Saint Dionisios: it is the religious feast for the Saint protector of the island.
It is on August 24 but in the city of Zakynthos the ferment starts a couple of days in advance to reach the apex the night of August 24 with a magnificent procession and fireworks.

Zakynthos’carnival is now very famous all over Greece for being magnificent and very merry.
The beauty of the carnival goes back to the Venetian time whose habits and importance became part of the islanders traditions when Zakynthos was still a colony of the republic of San Marco.
The carnival period is now a moment of collective feast of two weeks during which the inhabitants forget everyday works to organize the feast that calls thousands of visitors from all over Greece with masked balls; the carnival ends in the small square of San Marco with a ritual from the past: the mask funeral.

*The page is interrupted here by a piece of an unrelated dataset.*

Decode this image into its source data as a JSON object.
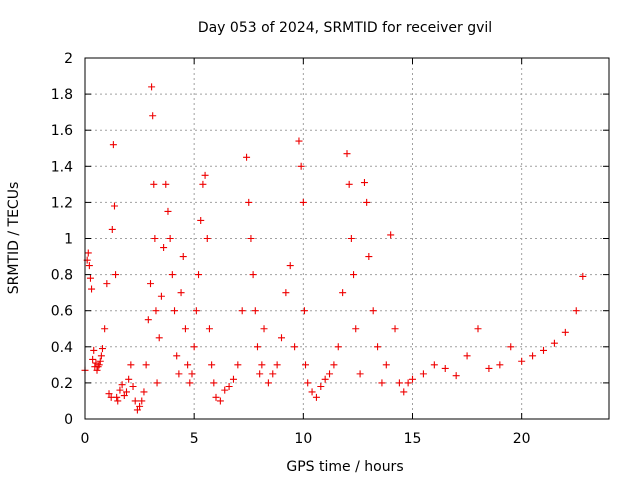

Easter in Zakynthos, like everywhere else in Greece is a very spiritual moment whose apex is during the solemn procession when the Byzantine icon of the Holy Mother of Chryssopigi is carried around the city streets up to San Marco square where at midnight the pope with a candle gives life to a chain of candles light that multiply to enlighten the entire square.

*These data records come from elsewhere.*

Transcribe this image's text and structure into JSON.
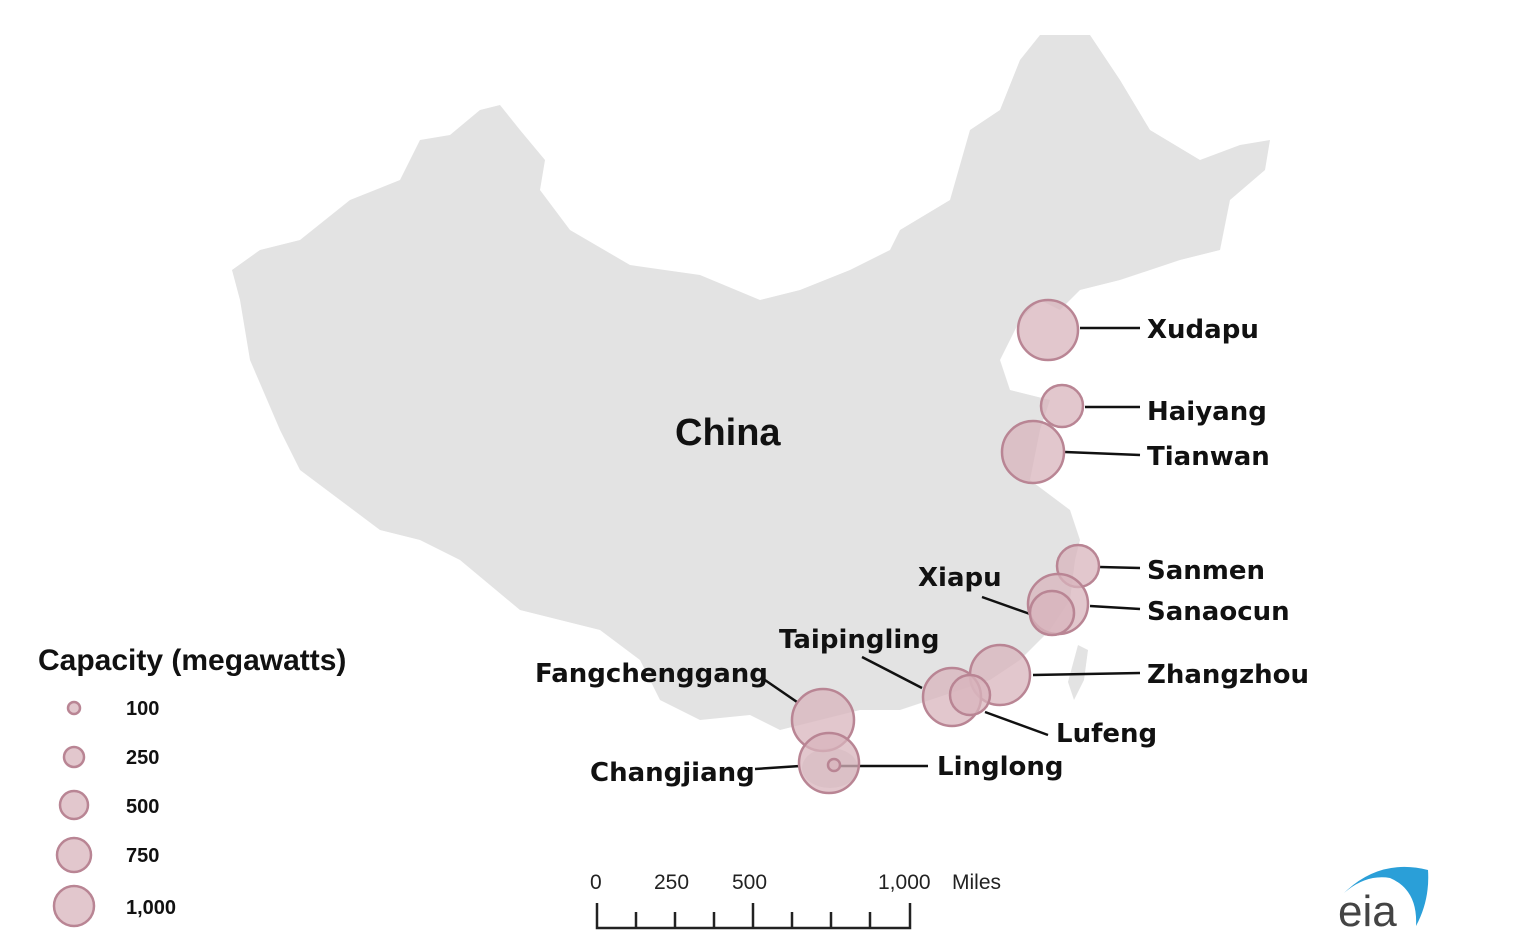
{
  "map": {
    "country_label": "China",
    "land_color": "#e3e3e3",
    "bubble_color": "#d8b4bc"
  },
  "plants": [
    {
      "name": "Xudapu"
    },
    {
      "name": "Haiyang"
    },
    {
      "name": "Tianwan"
    },
    {
      "name": "Sanmen"
    },
    {
      "name": "Sanaocun"
    },
    {
      "name": "Xiapu"
    },
    {
      "name": "Zhangzhou"
    },
    {
      "name": "Lufeng"
    },
    {
      "name": "Taipingling"
    },
    {
      "name": "Fangchenggang"
    },
    {
      "name": "Changjiang"
    },
    {
      "name": "Linglong"
    }
  ],
  "legend": {
    "title": "Capacity (megawatts)",
    "items": [
      "100",
      "250",
      "500",
      "750",
      "1,000"
    ]
  },
  "scale_bar": {
    "labels": [
      "0",
      "250",
      "500",
      "1,000"
    ],
    "unit": "Miles"
  },
  "logo": {
    "text": "eia",
    "color": "#2a9fd8"
  }
}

The two most important moments of Easter in Zakynthos are the lamb roasted in the square with folk dances and the nice tradition to paint in red boiled eggs that will be broken together with friends.

Modern life
Nowadays the islanders live on tourism in the Summer months (May to October) and on agriculture in Winter.
The most important agricultural production is olive oil, grapevine, citruses and raisins.
The olive oil produced in Zante is at the base of its economy and it is sold also to the tourists who after having tasted it in the Greek cousin, is fascinated by it.
The raisins production on the contrary was better developed in the past since more moneymaking than the olive tree but after the second world war the island lost its domain on the abroad market of raisins and decided to pass to other forms of farming.
Fishing and breeding represent a secondary step in the island economy.
Thanks to tourism a strong local handcraft has been developed concerning handy crafted products like carpets, clothes, embroidery that are sold to the tourist. It is possible to find those products in the northern part of the island villages where the time has stopped.